Proibidas para menores de 18 anos, as bebidas alcoólicas entram cada vez mais cedo na vida de adolescentes. Na maioria das vezes, sem conhecimento dos pais, jovens em idade escolar têm acesso a bebidas em festas de amigos, bares, etc. Com o objetivo de ajudar adolescentes a fazerem boas escolhas, as ações do programa De Bem Com a Vida, em 2016, atenderam mais de 14 mil pessoas, entre estudantes da rede pública e privada, e outros atores sociais.

Presente em praticamente todo o estado de Mato Grosso, as atividades do De Bem Com a Vida alcançaram 14.354 pessoas, de todos os níveis sociais e idades, com destaque para 10 mil adolescentes, que participaram de palestras orientativas e outras atividades do programa de prevenção ao consumo de álcool e outras drogas ilícitas.

Desde que foi lançado pela Polícia Judiciária Civil (PJC), em 2013, o programa tem como público-alvo alunos dos ensinos fundamental e médio.
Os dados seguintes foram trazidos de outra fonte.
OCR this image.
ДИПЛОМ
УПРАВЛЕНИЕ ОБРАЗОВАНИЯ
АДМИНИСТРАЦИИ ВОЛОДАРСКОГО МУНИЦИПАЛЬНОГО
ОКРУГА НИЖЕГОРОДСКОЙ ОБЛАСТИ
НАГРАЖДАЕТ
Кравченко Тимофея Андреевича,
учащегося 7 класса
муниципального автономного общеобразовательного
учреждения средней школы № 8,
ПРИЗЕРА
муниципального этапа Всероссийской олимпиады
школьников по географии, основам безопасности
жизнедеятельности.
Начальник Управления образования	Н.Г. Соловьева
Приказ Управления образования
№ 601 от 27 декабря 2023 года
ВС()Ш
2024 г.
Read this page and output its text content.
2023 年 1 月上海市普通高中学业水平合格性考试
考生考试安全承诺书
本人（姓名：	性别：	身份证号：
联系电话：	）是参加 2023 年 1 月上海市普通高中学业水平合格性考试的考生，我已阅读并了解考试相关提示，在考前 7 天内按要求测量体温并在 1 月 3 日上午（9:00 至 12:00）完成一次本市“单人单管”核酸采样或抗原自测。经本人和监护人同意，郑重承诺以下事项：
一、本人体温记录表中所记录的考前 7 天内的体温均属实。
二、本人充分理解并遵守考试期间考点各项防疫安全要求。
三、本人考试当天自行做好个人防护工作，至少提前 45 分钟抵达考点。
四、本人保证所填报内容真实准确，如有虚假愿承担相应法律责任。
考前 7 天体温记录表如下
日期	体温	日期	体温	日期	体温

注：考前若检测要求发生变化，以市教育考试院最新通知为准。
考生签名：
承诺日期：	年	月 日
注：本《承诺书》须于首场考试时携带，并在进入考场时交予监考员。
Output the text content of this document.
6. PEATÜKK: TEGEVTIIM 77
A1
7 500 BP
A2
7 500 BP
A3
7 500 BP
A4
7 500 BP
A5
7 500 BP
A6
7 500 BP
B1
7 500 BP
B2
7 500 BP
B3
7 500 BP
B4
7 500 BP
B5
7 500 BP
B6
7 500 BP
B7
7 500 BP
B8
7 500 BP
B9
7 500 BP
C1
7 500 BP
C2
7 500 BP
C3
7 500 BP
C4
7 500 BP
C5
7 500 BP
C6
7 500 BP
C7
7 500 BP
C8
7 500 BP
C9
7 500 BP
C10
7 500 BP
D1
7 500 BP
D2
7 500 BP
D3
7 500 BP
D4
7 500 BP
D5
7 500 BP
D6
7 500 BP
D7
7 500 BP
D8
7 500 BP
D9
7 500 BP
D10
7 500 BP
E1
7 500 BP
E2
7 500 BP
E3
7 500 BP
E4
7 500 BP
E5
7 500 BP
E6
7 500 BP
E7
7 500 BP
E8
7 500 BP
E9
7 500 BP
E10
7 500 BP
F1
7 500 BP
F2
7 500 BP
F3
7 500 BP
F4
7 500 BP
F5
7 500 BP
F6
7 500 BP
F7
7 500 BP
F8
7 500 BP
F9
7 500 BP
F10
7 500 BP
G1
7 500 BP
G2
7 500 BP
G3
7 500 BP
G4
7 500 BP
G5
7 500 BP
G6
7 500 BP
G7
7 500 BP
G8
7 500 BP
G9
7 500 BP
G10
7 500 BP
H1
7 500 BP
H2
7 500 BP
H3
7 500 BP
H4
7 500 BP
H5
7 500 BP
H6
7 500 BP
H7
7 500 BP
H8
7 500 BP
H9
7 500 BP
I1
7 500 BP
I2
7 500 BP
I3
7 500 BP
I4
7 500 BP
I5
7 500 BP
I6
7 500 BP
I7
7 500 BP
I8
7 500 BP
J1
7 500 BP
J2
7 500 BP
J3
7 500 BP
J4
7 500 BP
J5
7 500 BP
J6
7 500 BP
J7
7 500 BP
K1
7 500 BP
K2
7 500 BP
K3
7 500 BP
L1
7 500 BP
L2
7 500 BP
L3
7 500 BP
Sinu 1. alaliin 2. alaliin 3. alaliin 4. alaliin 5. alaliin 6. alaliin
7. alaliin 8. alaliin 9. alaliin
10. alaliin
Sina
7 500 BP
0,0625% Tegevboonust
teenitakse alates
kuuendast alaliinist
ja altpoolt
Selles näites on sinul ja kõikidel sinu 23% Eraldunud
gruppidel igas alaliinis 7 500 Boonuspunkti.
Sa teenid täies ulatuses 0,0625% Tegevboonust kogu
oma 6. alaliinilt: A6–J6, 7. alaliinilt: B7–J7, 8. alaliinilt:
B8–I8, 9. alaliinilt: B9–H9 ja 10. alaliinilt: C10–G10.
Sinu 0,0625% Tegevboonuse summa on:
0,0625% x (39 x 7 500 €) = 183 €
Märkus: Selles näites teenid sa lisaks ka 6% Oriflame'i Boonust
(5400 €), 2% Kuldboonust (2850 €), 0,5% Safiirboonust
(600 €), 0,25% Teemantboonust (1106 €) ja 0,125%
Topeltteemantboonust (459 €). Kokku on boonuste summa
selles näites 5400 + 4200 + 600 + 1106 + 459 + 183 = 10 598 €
Mas, atualmente, segundo o coordenador do programa, investigador Ademar Torres de Almeida, a abordagem foi ampliada para trazer aos debates novos atores sociais.

O programa tem agenda fixa com 13 escolas da rede pública, conveniadas a outro programa da PJC, o De Cara Limpa Contra as Drogas. As ações também atendem demandas espontâneas das unidades de ensino e ainda são levadas para funcionários de empresas, indústrias e povos indígenas.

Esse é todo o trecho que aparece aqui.